We are purchasing a pair of new Juniper edge routers to deploy to replace our Cisco ASRs. Currently, our Cisco ASRs terminate our ISP BGP sessions to upstream providers and then peer via OSPF back into the core. Directly connected routes and default route is then redistributed from the edge routers back into the MPLS MP-BGP core into our Internet_public vrf.
On the new deployment, we considered running MPLS up to the edge routers and extending the Internet public vrf to the edge routers.

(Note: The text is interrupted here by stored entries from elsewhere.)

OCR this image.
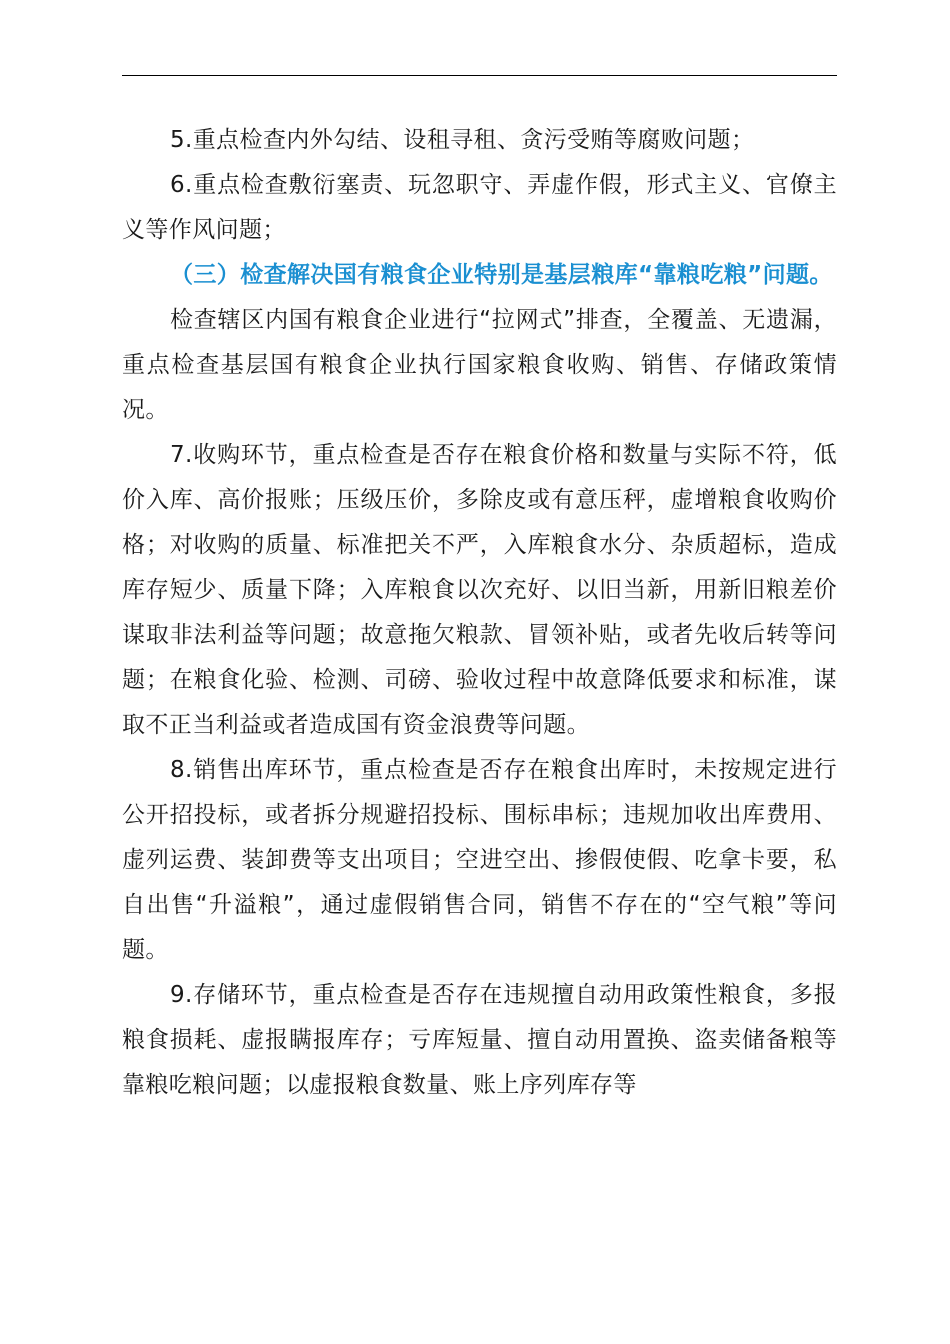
5.重点检查内外勾结、设租寻租、贪污受贿等腐败问题；

6.重点检查敷衍塞责、玩忽职守、弄虚作假，形式主义、官僚主义等作风问题；

（三）检查解决国有粮食企业特别是基层粮库“靠粮吃粮”问题。

检查辖区内国有粮食企业进行“拉网式”排查，全覆盖、无遗漏，重点检查基层国有粮食企业执行国家粮食收购、销售、存储政策情况。

7.收购环节，重点检查是否存在粮食价格和数量与实际不符，低价入库、高价报账；压级压价，多除皮或有意压秤，虚增粮食收购价格；对收购的质量、标准把关不严，入库粮食水分、杂质超标，造成库存短少、质量下降；入库粮食以次充好、以旧当新，用新旧粮差价谋取非法利益等问题；故意拖欠粮款、冒领补贴，或者先收后转等问题；在粮食化验、检测、司磅、验收过程中故意降低要求和标准，谋取不正当利益或者造成国有资金浪费等问题。

8.销售出库环节，重点检查是否存在粮食出库时，未按规定进行公开招投标，或者拆分规避招投标、围标串标；违规加收出库费用、虚列运费、装卸费等支出项目；空进空出、掺假使假、吃拿卡要，私自出售“升溢粮”，通过虚假销售合同，销售不存在的“空气粮”等问题。

9.存储环节，重点检查是否存在违规擅自动用政策性粮食，多报粮食损耗、虚报瞒报库存；亏库短量、擅自动用置换、盗卖储备粮等靠粮吃粮问题；以虚报粮食数量、账上序列库存等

We could peer BGP to upstream providers directly in the internet public vrf, but we don't want the full BGP tables residing on any routers except the edge routers. (We are using QFX-5100s as PEs to terminate some customer gateways and could not handle full tables)
Is there a way to filter out connected routes and default route to other PEs while keeping full BGP tables on the edge routers within the same VRF?
Would it be better to create a VR to peer upstream providers to and then leak the connected and default route from the VR upstream BGP connections into the Internet public vrf?
Or is the best option to not take MPLS or MP-BGP to the edge routers and use OSPF to redistribute the BGP and connected routes from the Edge routers to the core like we are doing now?
Looking for some advise from some ISP admins. Do you all run MPLS to the edge routers? How do you filter out the full BGP tables from your core network?